Pour un nombre sans cesse croissant de nos concitoyens, accéder à un médecin ou à d’autres practiciens de santé, devient de plus en plus difficile. Selon la direction de la recherche, des études, de l’évaluation et des statistiques (Drees), entre 2015 et 2018, la part de la population française vivant en zone sous-dotée en médecins généralistes a augmenté de 50 %. Particulièrement impactées, les zones rurales et les zones populaires des métropoles subissent à la fois les fermetures des hôpitaux de proximité, des maternités et des services d’urgence, ainsi que le non-remplacement des médecins, des infirmiers ou des sages-femmes.

Malgré l’action volontariste de très nombreux élus locaux pour attirer les professionnels de santé dans leurs communes (création de maisons de santé, salarisation des médecins, mise à disposition de locaux voire de personnel…), rien ne semble réussir à inverser cette tendance. Pire, cette bonne volonté des maires cherchant à attirer les médecins dans leur commune conduit à une compétition accrue et à ce que certains médecins ne restent pas, ayant trouvé de meilleures conditions ailleurs. En 2014 et en 2019 déjà, la Cour des comptes avait constaté que ces mesures avaient plutôt provoqué des effets d’aubaine pour les médecins déjà en place.

Face à ce problème majeur, le gouvernement, à travers le Projet de Loi de Finances de la Sécurité Sociale (PLFSS) pour 2023 propose de créer une quatrième année d’internat de médecine qui aurait lieu dans les zones sous-dotées. Une proposition de loi de M. Bruno Retailleau, président du groupe LR au Sénat, allant dans le même sens a également été adoptée récemment. Cette proposition nous apparaît comme une fausse solution pour plusieurs raisons. D’abord, il s’agit de rallonger encore les études de médecine et donc de retarder l’arrivée de nouveaux médecins d’une année supplémentaire. Ensuite, les salaires très faibles versés aux internes de médecine apparentent ce dispositif à un recours à des soignants précaires. Pour ces deux raisons, de nombreux syndicats étudiants et élèves de médecine protestent contre cette mesure. De plus, le turn-over d’étudiants n’ayant pas fini leur formation ne peut suffire à assurer correctement les soins nécessaires dans les déserts médicaux. Enfin, les études menées sur les déserts médicaux indiquent notamment que le facteur majeur conduisant à l’installation en zone rurale est l’origine des médecins, à savoir qu’ils ont eux-mêmes grandis dans la ruralité.

Or les territoires ruraux étant majoritairement populaires, les élèves qui en sont issus se heurtent à la sélection à l’université, amplifiée depuis quelques années par Parcoursup, véritable machine de reproduction sociale. Après les grandes écoles, les études de santé comptent parmi les plus clivées socialement. Ainsi, alors que les enfants des cadres métropolitains sont surreprésentés en études de médecine, leurs chances de réussite sont deux fois et demie fois supérieures à celle d’un enfant d’ouvrier. Ainsi, lutter contre les déserts médicaux passe aussi par la décentralisation et la lutte contre les inégalités sociales et territoriales. Pour toutes ces raisons, nous avons voté contre la PPL de M. Retailleau et cet article du PLFSS.

Souhaitant bien sûr apporter des solutions concrètes, le groupe écologiste réclame de longue date que les médecins nouvellement diplômés effectuent leurs trois premières années dans les déserts médicaux, comme cela est déjà possible pour la plupart des autres professions médicales. Comparé à la proposition du gouvernement et des Républicains, cela permettrait de disposer de professionnels formés pendant plusieurs années dans ces territoires.
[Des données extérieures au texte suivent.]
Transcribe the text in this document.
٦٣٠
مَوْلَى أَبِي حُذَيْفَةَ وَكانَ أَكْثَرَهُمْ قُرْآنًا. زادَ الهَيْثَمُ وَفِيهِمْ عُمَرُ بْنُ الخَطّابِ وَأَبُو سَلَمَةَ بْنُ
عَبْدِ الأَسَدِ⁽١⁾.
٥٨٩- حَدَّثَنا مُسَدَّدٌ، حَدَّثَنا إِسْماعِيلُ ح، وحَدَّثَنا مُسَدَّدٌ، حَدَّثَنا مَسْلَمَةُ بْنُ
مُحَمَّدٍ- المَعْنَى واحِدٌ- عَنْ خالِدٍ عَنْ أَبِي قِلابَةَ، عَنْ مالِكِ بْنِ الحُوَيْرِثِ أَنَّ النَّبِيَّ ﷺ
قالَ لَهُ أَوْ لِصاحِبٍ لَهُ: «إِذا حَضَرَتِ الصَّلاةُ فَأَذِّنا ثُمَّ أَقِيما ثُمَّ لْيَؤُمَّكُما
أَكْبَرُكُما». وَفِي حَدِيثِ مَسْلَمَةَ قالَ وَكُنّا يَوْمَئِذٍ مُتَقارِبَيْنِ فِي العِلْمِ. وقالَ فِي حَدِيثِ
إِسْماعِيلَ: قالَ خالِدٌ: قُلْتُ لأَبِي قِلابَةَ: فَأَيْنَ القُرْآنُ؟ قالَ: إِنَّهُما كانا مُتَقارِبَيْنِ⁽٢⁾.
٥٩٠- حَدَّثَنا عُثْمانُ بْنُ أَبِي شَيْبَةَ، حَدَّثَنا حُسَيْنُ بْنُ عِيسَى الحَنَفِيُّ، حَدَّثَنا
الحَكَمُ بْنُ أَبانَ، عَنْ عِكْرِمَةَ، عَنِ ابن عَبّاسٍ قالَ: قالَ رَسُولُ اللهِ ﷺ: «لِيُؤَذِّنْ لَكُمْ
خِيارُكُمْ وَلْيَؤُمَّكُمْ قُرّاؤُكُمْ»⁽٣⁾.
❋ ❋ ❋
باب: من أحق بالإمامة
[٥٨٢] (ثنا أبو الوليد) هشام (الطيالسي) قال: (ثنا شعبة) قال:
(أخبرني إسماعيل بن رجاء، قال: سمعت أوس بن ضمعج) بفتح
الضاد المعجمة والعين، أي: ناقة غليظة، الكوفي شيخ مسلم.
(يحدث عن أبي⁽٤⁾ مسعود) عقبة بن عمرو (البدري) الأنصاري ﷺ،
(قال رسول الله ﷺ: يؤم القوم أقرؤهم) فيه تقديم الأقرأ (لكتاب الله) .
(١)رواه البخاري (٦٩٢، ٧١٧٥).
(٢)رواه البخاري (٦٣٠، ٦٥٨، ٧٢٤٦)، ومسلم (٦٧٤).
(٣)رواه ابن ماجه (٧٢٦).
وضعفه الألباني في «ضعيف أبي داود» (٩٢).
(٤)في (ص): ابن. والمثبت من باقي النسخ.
Malheureusement, cette proposition de la gauche est systématiquement rejetée à chaque fois que nous la présentons.

Par ailleurs, si le numerus clausus a certes été supprimé, il continue de fait d’exister à travers le nombre de places en études de médecine. A cet égard, l’académie de Grenoble fait d’ailleurs figure de très mauvais élève : avec à peine plus de 5% des élèves de première année de médecine acceptés en deuxième année, son score est le plus mauvais de toute la France, Outre-Mer compris. Plus révoltant encore, un.e étudiant.e de médecine dans l’académie de Lyon a 4 à 5 fois de plus de chances de passer en deuxième année qu’à Grenoble, ce qui va totalement à l’encontre du principe républicain d’égalité des chances. J’ai donc interpellé le Ministre de la santé sur ce point à travers une question écrite.